If you're an aficionado of pedal steel (and, good lord, who isn't?), this is the 2010 album ya hafta have. Of course, as expected, Peter Cooper's performance is flawless, but Lloyd Green is ten shades of lyrical on a release specifically created by Cooper, the steel-fingered wizard firmly in mind. The fluid sit-down guitar maestro's acumen has always been so respected that Cooper wanted the core of each cut to be a quartet: him, Lloyd, and their twin axes. Creating compositions in such fashion allowed for a clear bell-like tone and plenty of room for Green to stretch out and play his gorgeous lines precisely the way he saw them. After that, a clutch of fine musicians and singers, including Rodney Crowell and Kim Carnes, stepped in to round things out.
Half the songs were written or co-written by Cooper and show him in fine folk/roots fettle, as good as he's ever been, forming the person of narrator and troubadour while Green paints everything around him—foregrounds, backgrounds, atmosphere. The very first song, Dumb Luck reveals the depth of Cooper's storytelling, a tale of a gent who just never had the brain capacity to cope with the too-fast world, yet survived because he "never got broke down" and experienced just enough of the titular dumb luck.
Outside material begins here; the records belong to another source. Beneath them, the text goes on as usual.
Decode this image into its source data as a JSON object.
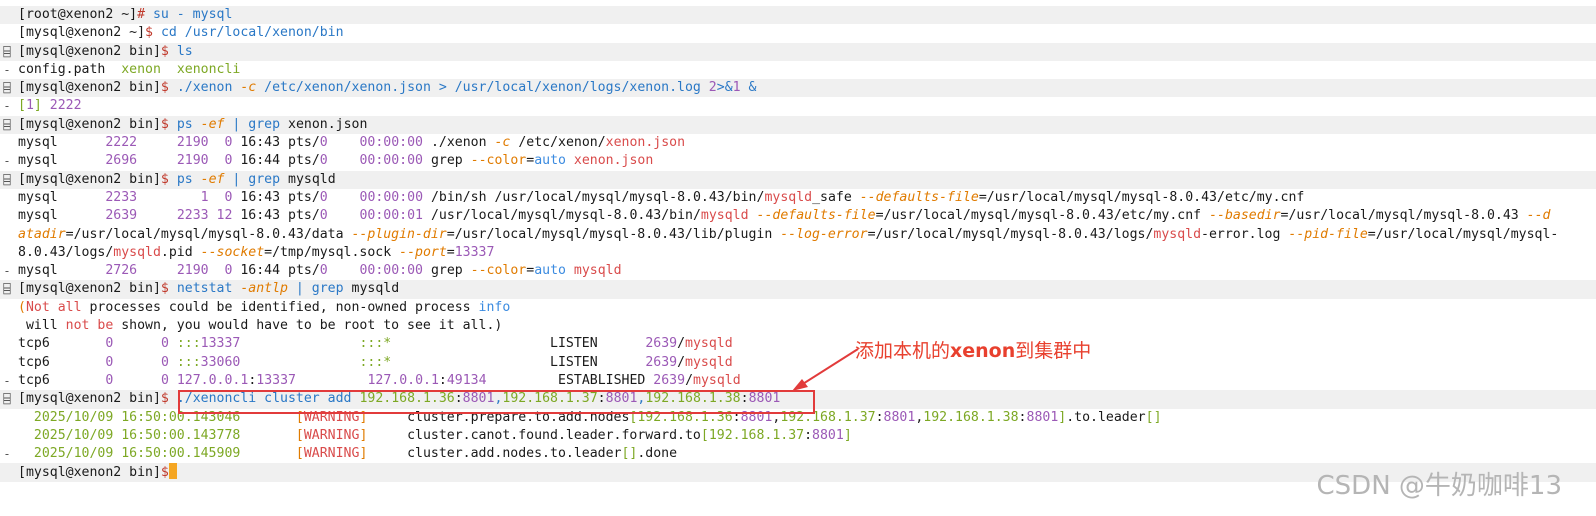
{
  "terminal": {
    "lines": [
      {
        "gutter": "",
        "segments": [
          [
            "c-prompt",
            "[root@xenon2 ~]"
          ],
          [
            "c-dollar",
            "#"
          ],
          [
            "c-cmd",
            " su - mysql"
          ]
        ]
      },
      {
        "gutter": "",
        "segments": [
          [
            "c-prompt",
            "[mysql@xenon2 ~]"
          ],
          [
            "c-dollar",
            "$"
          ],
          [
            "c-cmd",
            " cd /usr/local/xenon/bin"
          ]
        ]
      },
      {
        "gutter": "⌸",
        "segments": [
          [
            "c-prompt",
            "[mysql@xenon2 bin]"
          ],
          [
            "c-dollar",
            "$"
          ],
          [
            "c-cmd",
            " ls"
          ]
        ]
      },
      {
        "gutter": "-",
        "segments": [
          [
            "c-dim",
            "config.path  "
          ],
          [
            "c-green",
            "xenon"
          ],
          [
            "c-dim",
            "  "
          ],
          [
            "c-green",
            "xenoncli"
          ]
        ]
      },
      {
        "gutter": "⌸",
        "segments": [
          [
            "c-prompt",
            "[mysql@xenon2 bin]"
          ],
          [
            "c-dollar",
            "$"
          ],
          [
            "c-cmd",
            " ./xenon "
          ],
          [
            "c-opt",
            "-c"
          ],
          [
            "c-cmd",
            " /etc/xenon/xenon.json > /usr/local/xenon/logs/xenon.log "
          ],
          [
            "c-num",
            "2"
          ],
          [
            "c-cmd",
            ">&"
          ],
          [
            "c-num",
            "1"
          ],
          [
            "c-cmd",
            " &"
          ]
        ]
      },
      {
        "gutter": "-",
        "segments": [
          [
            "c-green",
            "["
          ],
          [
            "c-num",
            "1"
          ],
          [
            "c-green",
            "]"
          ],
          [
            "c-num",
            " 2222"
          ]
        ]
      },
      {
        "gutter": "⌸",
        "segments": [
          [
            "c-prompt",
            "[mysql@xenon2 bin]"
          ],
          [
            "c-dollar",
            "$"
          ],
          [
            "c-cmd",
            " ps "
          ],
          [
            "c-opt",
            "-ef"
          ],
          [
            "c-cmd",
            " | grep "
          ],
          [
            "c-dim",
            "xenon.json"
          ]
        ]
      },
      {
        "gutter": "",
        "segments": [
          [
            "c-dim",
            "mysql      "
          ],
          [
            "c-num",
            "2222"
          ],
          [
            "c-dim",
            "     "
          ],
          [
            "c-num",
            "2190"
          ],
          [
            "c-dim",
            "  "
          ],
          [
            "c-num",
            "0"
          ],
          [
            "c-dim",
            " 16:43 pts/"
          ],
          [
            "c-num",
            "0"
          ],
          [
            "c-dim",
            "    "
          ],
          [
            "c-num",
            "00:00:00"
          ],
          [
            "c-dim",
            " ./xenon "
          ],
          [
            "c-opt",
            "-c"
          ],
          [
            "c-dim",
            " /etc/xenon/"
          ],
          [
            "c-red",
            "xenon.json"
          ]
        ]
      },
      {
        "gutter": "-",
        "segments": [
          [
            "c-dim",
            "mysql      "
          ],
          [
            "c-num",
            "2696"
          ],
          [
            "c-dim",
            "     "
          ],
          [
            "c-num",
            "2190"
          ],
          [
            "c-dim",
            "  "
          ],
          [
            "c-num",
            "0"
          ],
          [
            "c-dim",
            " 16:44 pts/"
          ],
          [
            "c-num",
            "0"
          ],
          [
            "c-dim",
            "    "
          ],
          [
            "c-num",
            "00:00:00"
          ],
          [
            "c-dim",
            " grep "
          ],
          [
            "c-orange",
            "--color"
          ],
          [
            "c-dim",
            "="
          ],
          [
            "c-blue",
            "auto"
          ],
          [
            "c-dim",
            " "
          ],
          [
            "c-red",
            "xenon.json"
          ]
        ]
      },
      {
        "gutter": "⌸",
        "segments": [
          [
            "c-prompt",
            "[mysql@xenon2 bin]"
          ],
          [
            "c-dollar",
            "$"
          ],
          [
            "c-cmd",
            " ps "
          ],
          [
            "c-opt",
            "-ef"
          ],
          [
            "c-cmd",
            " | grep "
          ],
          [
            "c-dim",
            "mysqld"
          ]
        ]
      },
      {
        "gutter": "",
        "segments": [
          [
            "c-dim",
            "mysql      "
          ],
          [
            "c-num",
            "2233"
          ],
          [
            "c-dim",
            "        "
          ],
          [
            "c-num",
            "1"
          ],
          [
            "c-dim",
            "  "
          ],
          [
            "c-num",
            "0"
          ],
          [
            "c-dim",
            " 16:43 pts/"
          ],
          [
            "c-num",
            "0"
          ],
          [
            "c-dim",
            "    "
          ],
          [
            "c-num",
            "00:00:00"
          ],
          [
            "c-dim",
            " /bin/sh /usr/local/mysql/mysql-8.0.43/bin/"
          ],
          [
            "c-red",
            "mysqld"
          ],
          [
            "c-dim",
            "_safe "
          ],
          [
            "c-opt",
            "--defaults-file"
          ],
          [
            "c-dim",
            "=/usr/local/mysql/mysql-8.0.43/etc/my.cnf"
          ]
        ]
      },
      {
        "gutter": "",
        "segments": [
          [
            "c-dim",
            "mysql      "
          ],
          [
            "c-num",
            "2639"
          ],
          [
            "c-dim",
            "     "
          ],
          [
            "c-num",
            "2233"
          ],
          [
            "c-dim",
            " "
          ],
          [
            "c-num",
            "12"
          ],
          [
            "c-dim",
            " 16:43 pts/"
          ],
          [
            "c-num",
            "0"
          ],
          [
            "c-dim",
            "    "
          ],
          [
            "c-num",
            "00:00:01"
          ],
          [
            "c-dim",
            " /usr/local/mysql/mysql-8.0.43/bin/"
          ],
          [
            "c-red",
            "mysqld"
          ],
          [
            "c-dim",
            " "
          ],
          [
            "c-opt",
            "--defaults-file"
          ],
          [
            "c-dim",
            "=/usr/local/mysql/mysql-8.0.43/etc/my.cnf "
          ],
          [
            "c-opt",
            "--basedir"
          ],
          [
            "c-dim",
            "=/usr/local/mysql/mysql-8.0.43 "
          ],
          [
            "c-opt",
            "--d"
          ]
        ]
      },
      {
        "gutter": "",
        "segments": [
          [
            "c-opt",
            "atadir"
          ],
          [
            "c-dim",
            "=/usr/local/mysql/mysql-8.0.43/data "
          ],
          [
            "c-opt",
            "--plugin-dir"
          ],
          [
            "c-dim",
            "=/usr/local/mysql/mysql-8.0.43/lib/plugin "
          ],
          [
            "c-opt",
            "--log-error"
          ],
          [
            "c-dim",
            "=/usr/local/mysql/mysql-8.0.43/logs/"
          ],
          [
            "c-red",
            "mysqld"
          ],
          [
            "c-dim",
            "-error.log "
          ],
          [
            "c-opt",
            "--pid-file"
          ],
          [
            "c-dim",
            "=/usr/local/mysql/mysql-"
          ]
        ]
      },
      {
        "gutter": "",
        "segments": [
          [
            "c-dim",
            "8.0.43/logs/"
          ],
          [
            "c-red",
            "mysqld"
          ],
          [
            "c-dim",
            ".pid "
          ],
          [
            "c-opt",
            "--socket"
          ],
          [
            "c-dim",
            "=/tmp/mysql.sock "
          ],
          [
            "c-opt",
            "--port"
          ],
          [
            "c-dim",
            "="
          ],
          [
            "c-num",
            "13337"
          ]
        ]
      },
      {
        "gutter": "-",
        "segments": [
          [
            "c-dim",
            "mysql      "
          ],
          [
            "c-num",
            "2726"
          ],
          [
            "c-dim",
            "     "
          ],
          [
            "c-num",
            "2190"
          ],
          [
            "c-dim",
            "  "
          ],
          [
            "c-num",
            "0"
          ],
          [
            "c-dim",
            " 16:44 pts/"
          ],
          [
            "c-num",
            "0"
          ],
          [
            "c-dim",
            "    "
          ],
          [
            "c-num",
            "00:00:00"
          ],
          [
            "c-dim",
            " grep "
          ],
          [
            "c-orange",
            "--color"
          ],
          [
            "c-dim",
            "="
          ],
          [
            "c-blue",
            "auto"
          ],
          [
            "c-dim",
            " "
          ],
          [
            "c-red",
            "mysqld"
          ]
        ]
      },
      {
        "gutter": "⌸",
        "segments": [
          [
            "c-prompt",
            "[mysql@xenon2 bin]"
          ],
          [
            "c-dollar",
            "$"
          ],
          [
            "c-cmd",
            " netstat "
          ],
          [
            "c-opt",
            "-antlp"
          ],
          [
            "c-cmd",
            " | grep "
          ],
          [
            "c-dim",
            "mysqld"
          ]
        ]
      },
      {
        "gutter": "",
        "segments": [
          [
            "c-orange",
            "("
          ],
          [
            "c-red",
            "Not all"
          ],
          [
            "c-dim",
            " processes could be identified, non-owned process "
          ],
          [
            "c-blue",
            "info"
          ]
        ]
      },
      {
        "gutter": "",
        "segments": [
          [
            "c-dim",
            " will "
          ],
          [
            "c-red",
            "not be"
          ],
          [
            "c-dim",
            " shown, you would have to be root to see it all.)"
          ]
        ]
      },
      {
        "gutter": "",
        "segments": [
          [
            "c-dim",
            "tcp6       "
          ],
          [
            "c-num",
            "0"
          ],
          [
            "c-dim",
            "      "
          ],
          [
            "c-num",
            "0"
          ],
          [
            "c-dim",
            " "
          ],
          [
            "c-green",
            ":::"
          ],
          [
            "c-num",
            "13337"
          ],
          [
            "c-dim",
            "               "
          ],
          [
            "c-green",
            ":::*"
          ],
          [
            "c-dim",
            "                    LISTEN      "
          ],
          [
            "c-num",
            "2639"
          ],
          [
            "c-dim",
            "/"
          ],
          [
            "c-red",
            "mysqld"
          ]
        ]
      },
      {
        "gutter": "",
        "segments": [
          [
            "c-dim",
            "tcp6       "
          ],
          [
            "c-num",
            "0"
          ],
          [
            "c-dim",
            "      "
          ],
          [
            "c-num",
            "0"
          ],
          [
            "c-dim",
            " "
          ],
          [
            "c-green",
            ":::"
          ],
          [
            "c-num",
            "33060"
          ],
          [
            "c-dim",
            "               "
          ],
          [
            "c-green",
            ":::*"
          ],
          [
            "c-dim",
            "                    LISTEN      "
          ],
          [
            "c-num",
            "2639"
          ],
          [
            "c-dim",
            "/"
          ],
          [
            "c-red",
            "mysqld"
          ]
        ]
      },
      {
        "gutter": "-",
        "segments": [
          [
            "c-dim",
            "tcp6       "
          ],
          [
            "c-num",
            "0"
          ],
          [
            "c-dim",
            "      "
          ],
          [
            "c-num",
            "0"
          ],
          [
            "c-dim",
            " "
          ],
          [
            "c-num",
            "127.0.0.1"
          ],
          [
            "c-dim",
            ":"
          ],
          [
            "c-num",
            "13337"
          ],
          [
            "c-dim",
            "         "
          ],
          [
            "c-num",
            "127.0.0.1"
          ],
          [
            "c-dim",
            ":"
          ],
          [
            "c-num",
            "49134"
          ],
          [
            "c-dim",
            "         ESTABLISHED "
          ],
          [
            "c-num",
            "2639"
          ],
          [
            "c-dim",
            "/"
          ],
          [
            "c-red",
            "mysqld"
          ]
        ]
      },
      {
        "gutter": "⌸",
        "segments": [
          [
            "c-prompt",
            "[mysql@xenon2 bin]"
          ],
          [
            "c-dollar",
            "$"
          ],
          [
            "c-cmd",
            " ./xenoncli cluster add "
          ],
          [
            "c-green",
            "192.168.1.36"
          ],
          [
            "c-dim",
            ":"
          ],
          [
            "c-num",
            "8801"
          ],
          [
            "c-cmd",
            ","
          ],
          [
            "c-green",
            "192.168.1.37"
          ],
          [
            "c-dim",
            ":"
          ],
          [
            "c-num",
            "8801"
          ],
          [
            "c-cmd",
            ","
          ],
          [
            "c-green",
            "192.168.1.38"
          ],
          [
            "c-dim",
            ":"
          ],
          [
            "c-num",
            "8801"
          ]
        ]
      },
      {
        "gutter": "",
        "segments": [
          [
            "c-dim",
            "  "
          ],
          [
            "c-green",
            "2025/10/09 16:50:00.143046"
          ],
          [
            "c-dim",
            "       "
          ],
          [
            "c-orange",
            "["
          ],
          [
            "c-red",
            "WARNING"
          ],
          [
            "c-orange",
            "]"
          ],
          [
            "c-dim",
            "     cluster.prepare.to.add.nodes"
          ],
          [
            "c-green",
            "["
          ],
          [
            "c-green",
            "192.168.1.36"
          ],
          [
            "c-dim",
            ":"
          ],
          [
            "c-num",
            "8801"
          ],
          [
            "c-dim",
            ","
          ],
          [
            "c-green",
            "192.168.1.37"
          ],
          [
            "c-dim",
            ":"
          ],
          [
            "c-num",
            "8801"
          ],
          [
            "c-dim",
            ","
          ],
          [
            "c-green",
            "192.168.1.38"
          ],
          [
            "c-dim",
            ":"
          ],
          [
            "c-num",
            "8801"
          ],
          [
            "c-green",
            "]"
          ],
          [
            "c-dim",
            ".to.leader"
          ],
          [
            "c-green",
            "[]"
          ]
        ]
      },
      {
        "gutter": "",
        "segments": [
          [
            "c-dim",
            "  "
          ],
          [
            "c-green",
            "2025/10/09 16:50:00.143778"
          ],
          [
            "c-dim",
            "       "
          ],
          [
            "c-orange",
            "["
          ],
          [
            "c-red",
            "WARNING"
          ],
          [
            "c-orange",
            "]"
          ],
          [
            "c-dim",
            "     cluster.canot.found.leader.forward.to"
          ],
          [
            "c-green",
            "["
          ],
          [
            "c-green",
            "192.168.1.37"
          ],
          [
            "c-dim",
            ":"
          ],
          [
            "c-num",
            "8801"
          ],
          [
            "c-green",
            "]"
          ]
        ]
      },
      {
        "gutter": "-",
        "segments": [
          [
            "c-dim",
            "  "
          ],
          [
            "c-green",
            "2025/10/09 16:50:00.145909"
          ],
          [
            "c-dim",
            "       "
          ],
          [
            "c-orange",
            "["
          ],
          [
            "c-red",
            "WARNING"
          ],
          [
            "c-orange",
            "]"
          ],
          [
            "c-dim",
            "     cluster.add.nodes.to.leader"
          ],
          [
            "c-green",
            "[]"
          ],
          [
            "c-dim",
            ".done"
          ]
        ]
      },
      {
        "gutter": "",
        "segments": [
          [
            "c-prompt",
            "[mysql@xenon2 bin]"
          ],
          [
            "c-dollar",
            "$"
          ]
        ],
        "cursor": true
      }
    ]
  },
  "annotation": {
    "text_before": "添加本机的",
    "text_bold": "xenon",
    "text_after": "到集群中",
    "color": "#e8402e"
  },
  "watermark": "CSDN @牛奶咖啡13"
}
One of the best songs written in any genre—rock, bluegrass, classical, I don't care—is Kris Kristofferson's Here Comes that Rainbow Again, taken from Steinbeck's Grapes of Wrath. Leo Kottke delivered the drop-dead best version of it ever, bar none, but Cooper and Green invest their take with so much prairie light and lazy long-horizon enervation that you hafta kick the dust off them ol' worn urban boots and adjust the sweat band under your imaginary cowboy hat just in listening to it.
Everywhere in this CD, Green's pedal steel keens out the depths of human emotion inside canvases of lonely endless wheatfields and sepia-toned townships on the borders of civilization. The profundity of his and Cooper's knowing sketches of the Everyman is always best shown as that sweetly aching instrument draws its notes out to just beyond grasping and as the lyricist pens backporch gems like "You can't know you're pure until you stand next to sin", carrying in its compact few words far more than at first is apparent…just like the music.